Pediatric breath analysis for sepsis detection
Measuring 13C isotope levels in the breath of pediatric patients could give an early indication of sepsis.
Daniel Bütz and colleagues at the University of Wisconsin-Madison (WI, USA) are carrying out a study to detect sepsis by measuring 13C isotope levels in the breath of pediatric patients. Existing diagnostic tests for sepsis either lack sensitivity for early detection or are expensive and invasive; this type of breath test could save lives by giving an early indication of the condition, while also being less invasive for the patient.

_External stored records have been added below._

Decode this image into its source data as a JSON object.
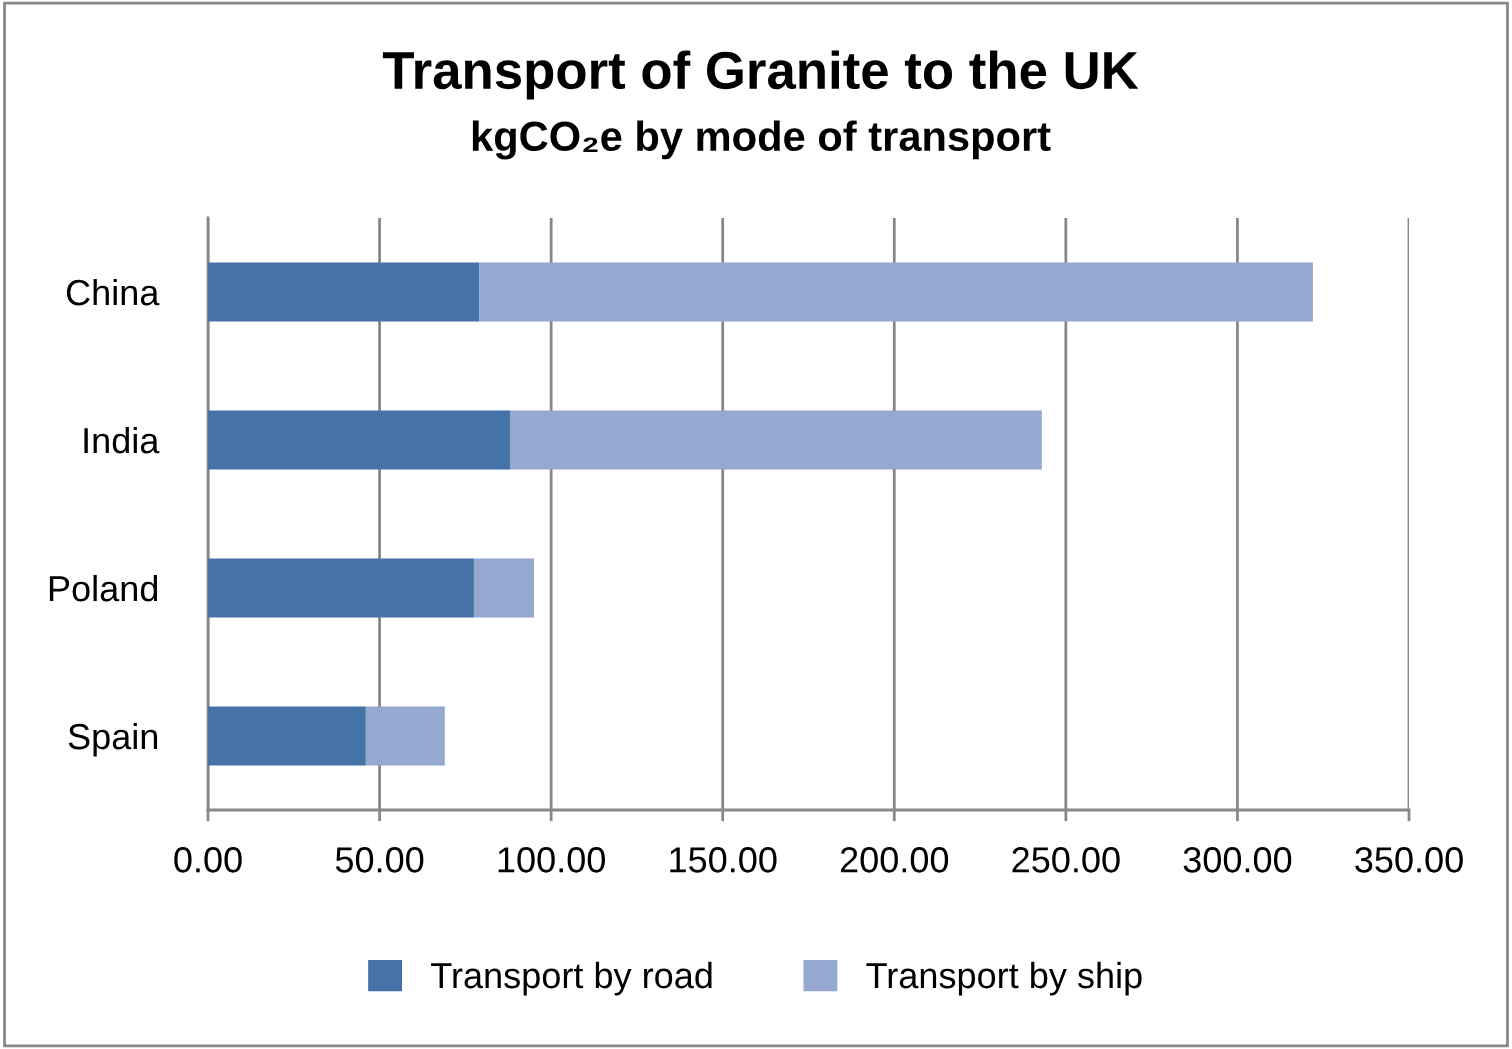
{
  "chart_data": {
    "type": "bar",
    "orientation": "horizontal",
    "stacked": true,
    "title": "Transport of Granite to the UK",
    "subtitle": "kgCO₂e by mode of transport",
    "categories": [
      "China",
      "India",
      "Poland",
      "Spain"
    ],
    "series": [
      {
        "name": "Transport by road",
        "color": "#4573a7",
        "values": [
          79,
          88,
          77.5,
          46
        ]
      },
      {
        "name": "Transport by ship",
        "color": "#95a9d0",
        "values": [
          243,
          155,
          17.5,
          23
        ]
      }
    ],
    "xlim": [
      0,
      350
    ],
    "xticks": [
      {
        "value": 0,
        "label": "0.00"
      },
      {
        "value": 50,
        "label": "50.00"
      },
      {
        "value": 100,
        "label": "100.00"
      },
      {
        "value": 150,
        "label": "150.00"
      },
      {
        "value": 200,
        "label": "200.00"
      },
      {
        "value": 250,
        "label": "250.00"
      },
      {
        "value": 300,
        "label": "300.00"
      },
      {
        "value": 350,
        "label": "350.00"
      }
    ],
    "grid": "x",
    "legend": "bottom"
  }
}
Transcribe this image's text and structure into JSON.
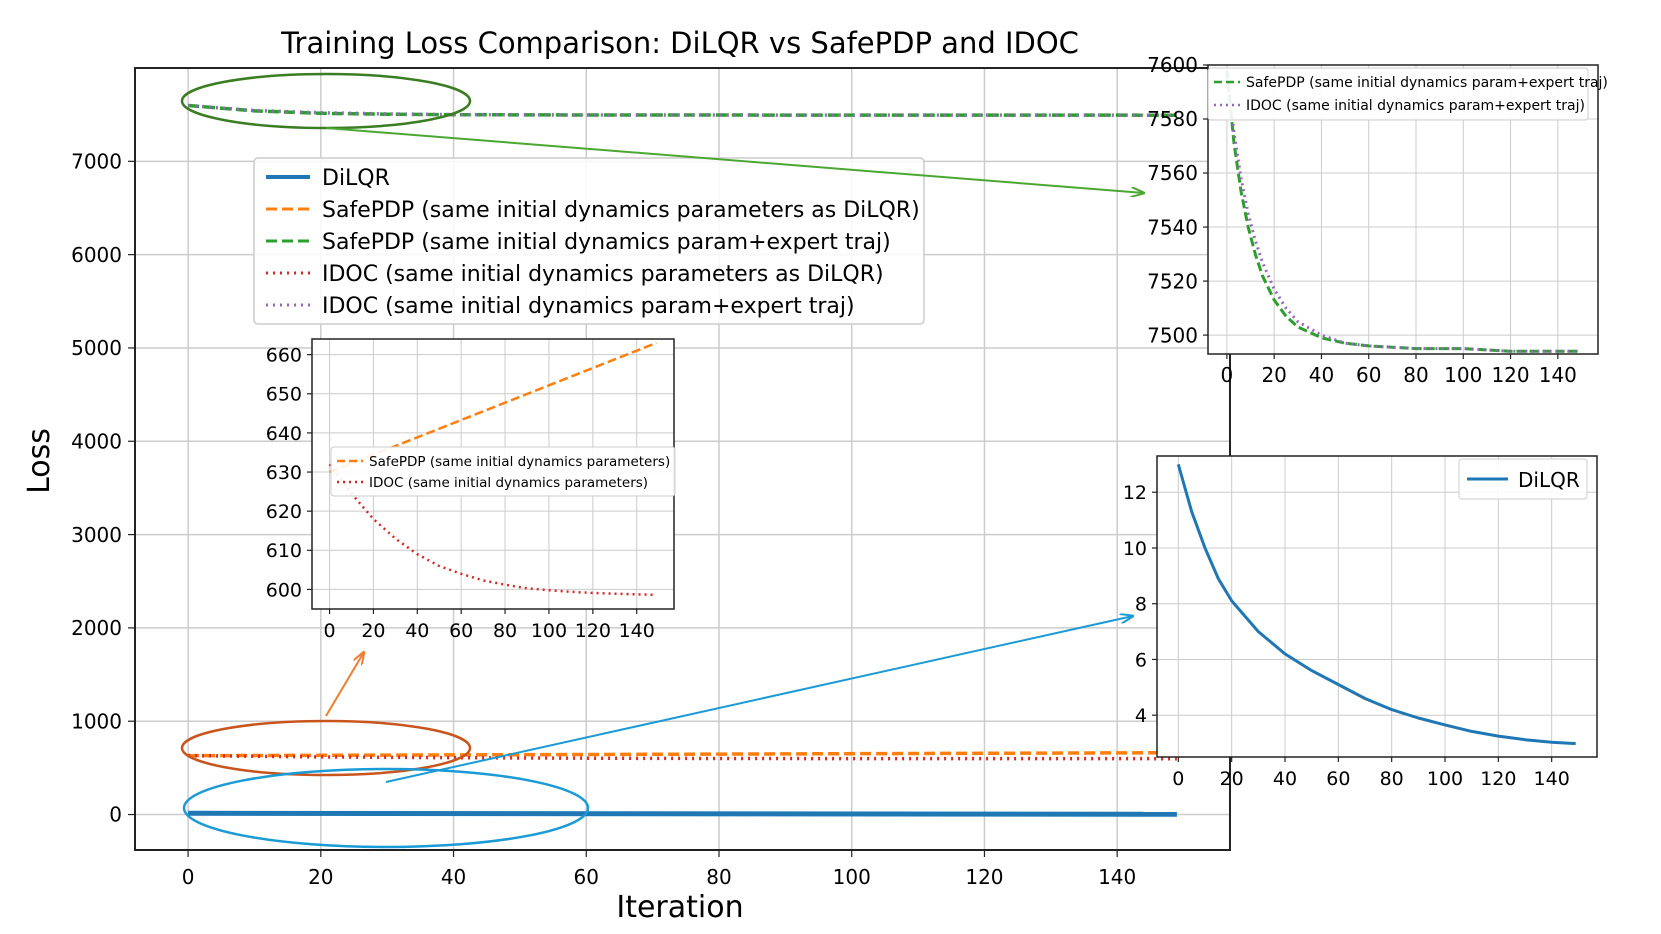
{
  "chart_data": [
    {
      "id": "main",
      "type": "line",
      "title": "Training Loss Comparison: DiLQR vs SafePDP and IDOC",
      "xlabel": "Iteration",
      "ylabel": "Loss",
      "xlim": [
        -8,
        157
      ],
      "ylim": [
        -380,
        8000
      ],
      "xticks": [
        0,
        20,
        40,
        60,
        80,
        100,
        120,
        140
      ],
      "yticks": [
        0,
        1000,
        2000,
        3000,
        4000,
        5000,
        6000,
        7000
      ],
      "grid": true,
      "legend_position": "upper-center",
      "series": [
        {
          "name": "DiLQR",
          "color": "#1f77b4",
          "style": "solid",
          "x": [
            0,
            149
          ],
          "y": [
            13,
            3
          ]
        },
        {
          "name": "SafePDP (same initial dynamics parameters as DiLQR)",
          "color": "#ff7f0e",
          "style": "dashed",
          "x": [
            0,
            149
          ],
          "y": [
            630,
            663
          ]
        },
        {
          "name": "SafePDP (same initial dynamics param+expert traj)",
          "color": "#2ca02c",
          "style": "dashed",
          "x": [
            0,
            10,
            20,
            30,
            40,
            60,
            100,
            149
          ],
          "y": [
            7598,
            7540,
            7515,
            7505,
            7500,
            7496,
            7495,
            7494
          ]
        },
        {
          "name": "IDOC (same initial dynamics parameters as DiLQR)",
          "color": "#d62728",
          "style": "dotted",
          "x": [
            0,
            20,
            40,
            60,
            80,
            100,
            120,
            149
          ],
          "y": [
            632,
            618,
            609,
            604,
            601,
            599.5,
            599,
            598.5
          ]
        },
        {
          "name": "IDOC (same initial dynamics param+expert traj)",
          "color": "#9467bd",
          "style": "dotted",
          "x": [
            0,
            10,
            20,
            30,
            40,
            60,
            100,
            149
          ],
          "y": [
            7598,
            7545,
            7520,
            7508,
            7501,
            7496,
            7495,
            7494
          ]
        }
      ]
    },
    {
      "id": "inset-top",
      "type": "line",
      "title": "",
      "xlim": [
        -8,
        157
      ],
      "ylim": [
        7493,
        7600
      ],
      "xticks": [
        0,
        20,
        40,
        60,
        80,
        100,
        120,
        140
      ],
      "yticks": [
        7500,
        7520,
        7540,
        7560,
        7580,
        7600
      ],
      "grid": true,
      "legend_position": "upper-right",
      "series": [
        {
          "name": "SafePDP (same initial dynamics param+expert traj)",
          "color": "#2ca02c",
          "style": "dashed",
          "x": [
            0,
            3,
            6,
            9,
            12,
            15,
            20,
            25,
            30,
            40,
            50,
            60,
            80,
            100,
            120,
            149
          ],
          "y": [
            7598,
            7571,
            7553,
            7540,
            7530,
            7522,
            7513,
            7507,
            7503,
            7499,
            7497,
            7496,
            7495,
            7495,
            7494,
            7494
          ]
        },
        {
          "name": "IDOC (same initial dynamics param+expert traj)",
          "color": "#9467bd",
          "style": "dotted",
          "x": [
            0,
            3,
            6,
            9,
            12,
            15,
            20,
            25,
            30,
            40,
            50,
            60,
            80,
            100,
            120,
            149
          ],
          "y": [
            7598,
            7575,
            7558,
            7545,
            7535,
            7527,
            7517,
            7510,
            7505,
            7500,
            7497,
            7496,
            7495,
            7495,
            7494,
            7494
          ]
        }
      ]
    },
    {
      "id": "inset-middle",
      "type": "line",
      "title": "",
      "xlim": [
        -8,
        157
      ],
      "ylim": [
        595,
        664
      ],
      "xticks": [
        0,
        20,
        40,
        60,
        80,
        100,
        120,
        140
      ],
      "yticks": [
        600,
        610,
        620,
        630,
        640,
        650,
        660
      ],
      "grid": true,
      "legend_position": "center-right",
      "series": [
        {
          "name": "SafePDP (same initial dynamics parameters)",
          "color": "#ff7f0e",
          "style": "dashed",
          "x": [
            0,
            149
          ],
          "y": [
            630,
            663
          ]
        },
        {
          "name": "IDOC (same initial dynamics parameters)",
          "color": "#d62728",
          "style": "dotted",
          "x": [
            0,
            10,
            20,
            30,
            40,
            50,
            60,
            70,
            80,
            90,
            100,
            110,
            120,
            130,
            149
          ],
          "y": [
            632,
            624.5,
            618,
            613,
            609,
            606,
            604,
            602.3,
            601.2,
            600.3,
            599.8,
            599.4,
            599.1,
            598.9,
            598.6
          ]
        }
      ]
    },
    {
      "id": "inset-bottom",
      "type": "line",
      "title": "",
      "xlim": [
        -8,
        157
      ],
      "ylim": [
        2.5,
        13.3
      ],
      "xticks": [
        0,
        20,
        40,
        60,
        80,
        100,
        120,
        140
      ],
      "yticks": [
        4,
        6,
        8,
        10,
        12
      ],
      "grid": true,
      "legend_position": "upper-right",
      "series": [
        {
          "name": "DiLQR",
          "color": "#1f77b4",
          "style": "solid",
          "x": [
            0,
            5,
            10,
            15,
            20,
            30,
            40,
            50,
            60,
            70,
            80,
            90,
            100,
            110,
            120,
            130,
            140,
            149
          ],
          "y": [
            13.0,
            11.3,
            10.0,
            8.9,
            8.1,
            7.0,
            6.2,
            5.6,
            5.1,
            4.6,
            4.2,
            3.9,
            3.65,
            3.42,
            3.25,
            3.12,
            3.03,
            2.98
          ]
        }
      ]
    }
  ]
}
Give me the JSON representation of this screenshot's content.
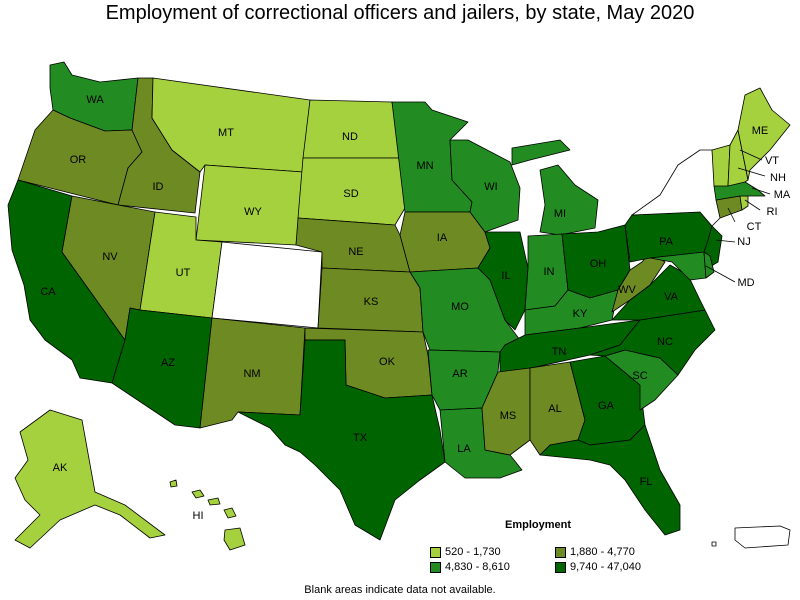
{
  "title": "Employment of correctional officers and jailers, by state, May 2020",
  "legend": {
    "title": "Employment",
    "bins": [
      {
        "label": "520 - 1,730",
        "color": "#a6d13f"
      },
      {
        "label": "1,880 - 4,770",
        "color": "#6e8b23"
      },
      {
        "label": "4,830 - 8,610",
        "color": "#228b22"
      },
      {
        "label": "9,740 - 47,040",
        "color": "#006400"
      }
    ]
  },
  "footnote": "Blank areas indicate data not available.",
  "no_data_color": "#ffffff",
  "states": [
    {
      "abbr": "WA",
      "bin": 2
    },
    {
      "abbr": "OR",
      "bin": 1
    },
    {
      "abbr": "CA",
      "bin": 3
    },
    {
      "abbr": "ID",
      "bin": 1
    },
    {
      "abbr": "NV",
      "bin": 1
    },
    {
      "abbr": "MT",
      "bin": 0
    },
    {
      "abbr": "WY",
      "bin": 0
    },
    {
      "abbr": "UT",
      "bin": 0
    },
    {
      "abbr": "AZ",
      "bin": 3
    },
    {
      "abbr": "CO",
      "bin": null
    },
    {
      "abbr": "NM",
      "bin": 1
    },
    {
      "abbr": "ND",
      "bin": 0
    },
    {
      "abbr": "SD",
      "bin": 0
    },
    {
      "abbr": "NE",
      "bin": 1
    },
    {
      "abbr": "KS",
      "bin": 1
    },
    {
      "abbr": "OK",
      "bin": 1
    },
    {
      "abbr": "TX",
      "bin": 3
    },
    {
      "abbr": "MN",
      "bin": 2
    },
    {
      "abbr": "IA",
      "bin": 1
    },
    {
      "abbr": "MO",
      "bin": 2
    },
    {
      "abbr": "AR",
      "bin": 2
    },
    {
      "abbr": "LA",
      "bin": 2
    },
    {
      "abbr": "WI",
      "bin": 2
    },
    {
      "abbr": "IL",
      "bin": 3
    },
    {
      "abbr": "MI",
      "bin": 2
    },
    {
      "abbr": "IN",
      "bin": 2
    },
    {
      "abbr": "OH",
      "bin": 3
    },
    {
      "abbr": "KY",
      "bin": 2
    },
    {
      "abbr": "TN",
      "bin": 3
    },
    {
      "abbr": "MS",
      "bin": 1
    },
    {
      "abbr": "AL",
      "bin": 1
    },
    {
      "abbr": "GA",
      "bin": 3
    },
    {
      "abbr": "FL",
      "bin": 3
    },
    {
      "abbr": "SC",
      "bin": 2
    },
    {
      "abbr": "NC",
      "bin": 3
    },
    {
      "abbr": "VA",
      "bin": 3
    },
    {
      "abbr": "WV",
      "bin": 1
    },
    {
      "abbr": "PA",
      "bin": 3
    },
    {
      "abbr": "NY",
      "bin": null
    },
    {
      "abbr": "NJ",
      "bin": 3
    },
    {
      "abbr": "MD",
      "bin": 2
    },
    {
      "abbr": "DE",
      "bin": 2
    },
    {
      "abbr": "CT",
      "bin": 1
    },
    {
      "abbr": "RI",
      "bin": 0
    },
    {
      "abbr": "MA",
      "bin": 2
    },
    {
      "abbr": "VT",
      "bin": 0
    },
    {
      "abbr": "NH",
      "bin": 0
    },
    {
      "abbr": "ME",
      "bin": 0
    },
    {
      "abbr": "AK",
      "bin": 0
    },
    {
      "abbr": "HI",
      "bin": 0
    },
    {
      "abbr": "PR",
      "bin": null
    }
  ]
}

The researchers state, “Breath-based markers, such as the carbon isotope breath delta value (BDV), may serve as better infection surveillance tools since they can be easily and non-invasively monitored.” They go on to explain the purpose of this initial study, “The purpose of this observational pilot study was to determine the baseline variability of exhaled BDVs in a population of mechanically ventilated pediatric patients and to correlate the trends in BDV over time with the severity of inflammation and clinical course.”
The BDV measurement works in the following way: a lipid’s isotopic signature is lighter than other macronutrients, meaning that if more lipids are metabolized then more 12C would be present in the exhaled CO2. However, in the case of sepsis, less lipid oxidation occurs and as such the 13CO2:12CO2 ratio increases.
The group of researchers measured CO2 breath ratios every 8 hours for 72 hours in 17 mechanically ventilated pediatric patients. They were able to correlate the BDV (13CO2:12CO2) breath ratio with the severity of their systemic inflammation, specifically their acute phase response.
Source: Boriosi JP, Maki DG, Yngsdal-Krenzet RA et al. Changes in breath carbon isotope composition as a potential biomarker of inflammatory acute phase response in mechanically ventilated pediatric patients. J. Anal. At. Spectrom. doi: 10.1039/c3ja50331c (2014) (Epub ahead of print).